Vous regrettez ensuite que Hugo Horiot vous ait cité nommément sur Twitter en ces mots : « Jean-Claude Maleval et Michel Grollier [les auteurs], voici mon diagnostic : un peu cons sur les bords et au fond du trou ». Cela ne nous semble nullement relever d’un « arrêt du discours » ou d’une « pensée paresseuse » comme vous le prétendez, mais bien d’une saine réaction de colère face aux inepties que vous écrivez, tout en prétendant nous « écouter ».
Vous écrivez par exemple, dans L’Autiste et sa voix (2009), que le retour de la jouissance sur un « bord » peut se faire sur un objet, sur un double et sur un « îlot de compétence […] Ces composants de bord sont les plus aptes à ouvrir sur le social, par la dérivation des centres d’intérêt qu’ils peuvent susciter » (p. 173).

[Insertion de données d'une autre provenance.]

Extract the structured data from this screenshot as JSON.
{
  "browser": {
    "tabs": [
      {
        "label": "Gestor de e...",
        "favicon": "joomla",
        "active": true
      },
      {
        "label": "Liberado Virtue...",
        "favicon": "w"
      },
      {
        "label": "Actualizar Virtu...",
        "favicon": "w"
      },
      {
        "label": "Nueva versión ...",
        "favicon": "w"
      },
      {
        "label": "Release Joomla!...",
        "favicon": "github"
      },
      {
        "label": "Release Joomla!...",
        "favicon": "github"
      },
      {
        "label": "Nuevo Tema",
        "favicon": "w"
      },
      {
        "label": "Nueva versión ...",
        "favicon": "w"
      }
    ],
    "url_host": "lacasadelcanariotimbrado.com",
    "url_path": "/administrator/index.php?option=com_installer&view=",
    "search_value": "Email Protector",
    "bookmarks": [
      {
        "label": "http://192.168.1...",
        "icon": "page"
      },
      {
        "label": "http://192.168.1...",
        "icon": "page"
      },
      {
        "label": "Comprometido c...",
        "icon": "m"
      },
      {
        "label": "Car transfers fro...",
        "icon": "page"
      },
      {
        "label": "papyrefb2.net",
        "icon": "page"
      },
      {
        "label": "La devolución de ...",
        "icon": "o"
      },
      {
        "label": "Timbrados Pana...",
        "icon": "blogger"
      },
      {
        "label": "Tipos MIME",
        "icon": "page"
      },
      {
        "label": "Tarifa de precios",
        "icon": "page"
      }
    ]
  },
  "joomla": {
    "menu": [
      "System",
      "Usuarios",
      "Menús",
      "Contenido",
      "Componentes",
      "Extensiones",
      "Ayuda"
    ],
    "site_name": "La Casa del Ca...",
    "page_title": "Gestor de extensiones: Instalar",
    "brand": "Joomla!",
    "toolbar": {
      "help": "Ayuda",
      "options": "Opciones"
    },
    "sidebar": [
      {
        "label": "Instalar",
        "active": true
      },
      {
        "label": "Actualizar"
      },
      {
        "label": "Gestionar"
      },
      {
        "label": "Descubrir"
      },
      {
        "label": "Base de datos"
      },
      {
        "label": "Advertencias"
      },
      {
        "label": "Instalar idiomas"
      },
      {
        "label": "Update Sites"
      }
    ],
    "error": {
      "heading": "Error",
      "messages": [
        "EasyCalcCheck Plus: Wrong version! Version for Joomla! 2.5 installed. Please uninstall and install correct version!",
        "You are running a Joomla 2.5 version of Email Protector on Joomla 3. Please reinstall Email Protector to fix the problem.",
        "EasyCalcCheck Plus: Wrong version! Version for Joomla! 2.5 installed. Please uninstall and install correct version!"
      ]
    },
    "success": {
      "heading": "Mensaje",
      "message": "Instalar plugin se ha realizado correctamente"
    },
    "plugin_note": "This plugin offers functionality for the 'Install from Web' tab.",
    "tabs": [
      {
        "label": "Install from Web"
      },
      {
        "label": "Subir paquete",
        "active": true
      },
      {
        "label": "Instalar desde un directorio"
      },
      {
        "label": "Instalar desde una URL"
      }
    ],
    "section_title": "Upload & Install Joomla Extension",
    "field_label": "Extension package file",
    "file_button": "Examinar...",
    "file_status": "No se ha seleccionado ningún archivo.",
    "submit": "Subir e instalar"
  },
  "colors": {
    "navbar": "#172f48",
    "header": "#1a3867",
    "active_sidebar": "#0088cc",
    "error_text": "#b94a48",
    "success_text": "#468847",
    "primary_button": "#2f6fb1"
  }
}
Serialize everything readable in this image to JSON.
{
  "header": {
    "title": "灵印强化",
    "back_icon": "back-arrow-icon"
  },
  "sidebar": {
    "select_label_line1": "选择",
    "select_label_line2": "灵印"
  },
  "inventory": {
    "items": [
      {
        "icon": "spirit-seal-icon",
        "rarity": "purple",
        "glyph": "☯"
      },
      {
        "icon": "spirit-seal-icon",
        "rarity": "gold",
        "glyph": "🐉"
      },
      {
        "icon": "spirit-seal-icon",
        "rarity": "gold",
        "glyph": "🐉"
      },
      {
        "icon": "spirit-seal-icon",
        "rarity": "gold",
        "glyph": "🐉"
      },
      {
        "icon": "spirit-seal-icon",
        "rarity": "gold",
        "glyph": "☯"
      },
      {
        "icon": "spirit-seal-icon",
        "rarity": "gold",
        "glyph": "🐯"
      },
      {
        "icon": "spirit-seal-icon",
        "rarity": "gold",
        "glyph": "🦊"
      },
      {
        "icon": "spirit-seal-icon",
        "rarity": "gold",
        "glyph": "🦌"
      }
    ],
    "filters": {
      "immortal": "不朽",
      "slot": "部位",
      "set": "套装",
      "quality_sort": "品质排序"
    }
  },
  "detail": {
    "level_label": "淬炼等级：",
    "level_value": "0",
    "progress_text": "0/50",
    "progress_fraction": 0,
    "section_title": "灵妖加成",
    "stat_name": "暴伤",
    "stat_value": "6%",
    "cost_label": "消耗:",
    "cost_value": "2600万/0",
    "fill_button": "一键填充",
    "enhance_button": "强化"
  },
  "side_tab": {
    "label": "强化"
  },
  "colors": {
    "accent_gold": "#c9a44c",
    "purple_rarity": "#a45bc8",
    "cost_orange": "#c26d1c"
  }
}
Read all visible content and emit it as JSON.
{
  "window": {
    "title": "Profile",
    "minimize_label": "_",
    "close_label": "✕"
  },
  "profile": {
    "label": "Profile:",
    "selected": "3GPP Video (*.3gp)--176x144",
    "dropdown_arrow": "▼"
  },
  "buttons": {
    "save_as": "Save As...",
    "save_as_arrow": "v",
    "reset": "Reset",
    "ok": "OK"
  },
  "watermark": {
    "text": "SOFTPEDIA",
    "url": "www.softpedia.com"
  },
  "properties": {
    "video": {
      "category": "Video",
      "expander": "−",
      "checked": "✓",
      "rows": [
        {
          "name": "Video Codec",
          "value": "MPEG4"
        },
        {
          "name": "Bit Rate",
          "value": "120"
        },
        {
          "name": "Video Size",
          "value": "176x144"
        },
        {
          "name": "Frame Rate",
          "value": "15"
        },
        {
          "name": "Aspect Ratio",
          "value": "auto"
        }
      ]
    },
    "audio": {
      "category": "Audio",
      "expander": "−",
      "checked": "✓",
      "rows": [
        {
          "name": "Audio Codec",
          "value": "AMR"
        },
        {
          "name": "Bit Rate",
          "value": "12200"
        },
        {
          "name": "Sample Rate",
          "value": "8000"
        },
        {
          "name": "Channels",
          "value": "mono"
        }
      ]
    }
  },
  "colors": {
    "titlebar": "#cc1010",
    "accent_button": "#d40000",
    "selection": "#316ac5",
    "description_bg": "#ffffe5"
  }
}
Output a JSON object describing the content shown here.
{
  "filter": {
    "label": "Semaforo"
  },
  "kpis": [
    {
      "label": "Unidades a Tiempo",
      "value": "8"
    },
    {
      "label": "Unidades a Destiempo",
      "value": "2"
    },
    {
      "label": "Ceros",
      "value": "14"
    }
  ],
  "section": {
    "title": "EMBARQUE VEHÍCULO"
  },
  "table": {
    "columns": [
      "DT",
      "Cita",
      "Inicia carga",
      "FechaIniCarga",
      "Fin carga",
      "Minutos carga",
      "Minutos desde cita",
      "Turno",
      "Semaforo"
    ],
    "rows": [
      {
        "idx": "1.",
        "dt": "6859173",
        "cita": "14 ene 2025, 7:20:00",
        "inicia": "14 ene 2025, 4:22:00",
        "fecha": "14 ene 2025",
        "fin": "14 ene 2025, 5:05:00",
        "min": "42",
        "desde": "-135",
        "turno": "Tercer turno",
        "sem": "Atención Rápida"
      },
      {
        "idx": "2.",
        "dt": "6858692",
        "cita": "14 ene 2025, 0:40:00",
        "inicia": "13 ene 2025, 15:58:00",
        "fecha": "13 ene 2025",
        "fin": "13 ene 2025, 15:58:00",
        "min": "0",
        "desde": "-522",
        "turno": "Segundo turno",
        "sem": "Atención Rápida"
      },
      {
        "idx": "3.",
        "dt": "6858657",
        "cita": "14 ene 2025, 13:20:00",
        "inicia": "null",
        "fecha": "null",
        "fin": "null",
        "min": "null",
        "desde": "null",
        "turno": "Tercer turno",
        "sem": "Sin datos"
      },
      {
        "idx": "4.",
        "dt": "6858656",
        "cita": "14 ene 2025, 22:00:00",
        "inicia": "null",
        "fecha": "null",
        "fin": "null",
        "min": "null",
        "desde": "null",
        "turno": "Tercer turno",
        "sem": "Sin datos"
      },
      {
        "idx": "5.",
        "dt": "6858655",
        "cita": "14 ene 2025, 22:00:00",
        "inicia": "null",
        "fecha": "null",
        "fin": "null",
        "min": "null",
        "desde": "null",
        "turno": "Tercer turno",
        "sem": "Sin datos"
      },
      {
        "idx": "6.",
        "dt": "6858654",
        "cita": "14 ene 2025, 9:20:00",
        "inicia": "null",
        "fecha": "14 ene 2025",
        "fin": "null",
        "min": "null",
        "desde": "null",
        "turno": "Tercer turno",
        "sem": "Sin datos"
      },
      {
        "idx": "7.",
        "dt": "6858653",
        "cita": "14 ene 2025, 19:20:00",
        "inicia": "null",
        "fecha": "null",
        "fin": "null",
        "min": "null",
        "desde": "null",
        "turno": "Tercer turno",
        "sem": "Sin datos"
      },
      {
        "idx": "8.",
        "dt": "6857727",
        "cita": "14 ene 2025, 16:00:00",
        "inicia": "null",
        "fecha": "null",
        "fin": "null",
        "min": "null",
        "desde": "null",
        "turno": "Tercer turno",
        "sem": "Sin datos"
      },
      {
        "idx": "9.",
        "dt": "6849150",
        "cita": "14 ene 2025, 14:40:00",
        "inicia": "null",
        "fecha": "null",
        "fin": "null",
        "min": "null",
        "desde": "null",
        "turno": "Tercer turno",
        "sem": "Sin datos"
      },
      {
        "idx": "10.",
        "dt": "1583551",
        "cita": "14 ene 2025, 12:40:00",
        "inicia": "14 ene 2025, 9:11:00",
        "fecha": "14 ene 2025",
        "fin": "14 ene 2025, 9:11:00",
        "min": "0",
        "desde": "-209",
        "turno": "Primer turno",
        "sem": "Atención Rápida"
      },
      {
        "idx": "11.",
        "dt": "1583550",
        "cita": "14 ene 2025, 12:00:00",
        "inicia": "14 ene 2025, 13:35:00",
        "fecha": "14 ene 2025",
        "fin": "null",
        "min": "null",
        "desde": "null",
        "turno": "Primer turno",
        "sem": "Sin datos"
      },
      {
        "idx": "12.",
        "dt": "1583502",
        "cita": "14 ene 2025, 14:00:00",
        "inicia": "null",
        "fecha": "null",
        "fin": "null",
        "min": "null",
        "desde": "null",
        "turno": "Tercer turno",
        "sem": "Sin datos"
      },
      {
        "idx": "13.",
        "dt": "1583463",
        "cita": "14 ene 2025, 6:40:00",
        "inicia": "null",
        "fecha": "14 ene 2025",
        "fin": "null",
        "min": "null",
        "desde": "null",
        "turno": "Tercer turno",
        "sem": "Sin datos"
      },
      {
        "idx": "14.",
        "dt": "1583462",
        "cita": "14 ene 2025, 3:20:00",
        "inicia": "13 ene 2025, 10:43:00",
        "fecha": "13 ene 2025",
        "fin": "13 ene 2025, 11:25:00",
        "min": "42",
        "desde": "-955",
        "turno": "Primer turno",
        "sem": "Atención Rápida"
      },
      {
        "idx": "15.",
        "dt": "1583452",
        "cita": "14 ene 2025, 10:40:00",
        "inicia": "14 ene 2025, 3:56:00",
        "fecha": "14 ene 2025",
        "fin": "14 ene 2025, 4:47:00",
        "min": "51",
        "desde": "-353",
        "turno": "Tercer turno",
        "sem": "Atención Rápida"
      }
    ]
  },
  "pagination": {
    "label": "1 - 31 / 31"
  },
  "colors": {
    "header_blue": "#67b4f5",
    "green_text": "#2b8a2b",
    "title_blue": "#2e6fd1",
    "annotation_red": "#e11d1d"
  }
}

Dans un autre de vos articles, vous écrivez : « «[l’îlot de compétences] peut constituer un de ces pseudopodes étendus vers le monde extérieur quand le sujet parvient à utiliser ses connaissances pour fonctionner socialement ».
« Le collectif est ouvert à des non-autistes, mais le souci de tolérance et de dialogue franchira-t-il l’épreuve de l’admission de psychanalystes au sein de l’association ? » , demandez-vous ? Nous acceptons les professionnels en tant qu’alliés et militants, non en tant que professionnels. Personne n’est autorisé à venir nous prôner une meilleure prise en charge avec sa propre méthode, la clause de conflit d’intérêts dans notre règlement s’y opposant. Nous soutenons l’auto représentation et la vie autonome, notre combat est politique, non du domaine de l’expertise.
Permettez que l’on vous réponde, monsieur maleval : nos pseudopodes de sujets étendus nous incitent à vous maintenir coûte que coûte à l’extérieur du collectif, et ce pour la bonne santé d’icelui !
1- Magali Pignard, « Autisme : le packing (thermochoc), non recommandé mais financé par l’État », The autist – Blog L’Express, 22 janvier 2014 (lire en ligne ).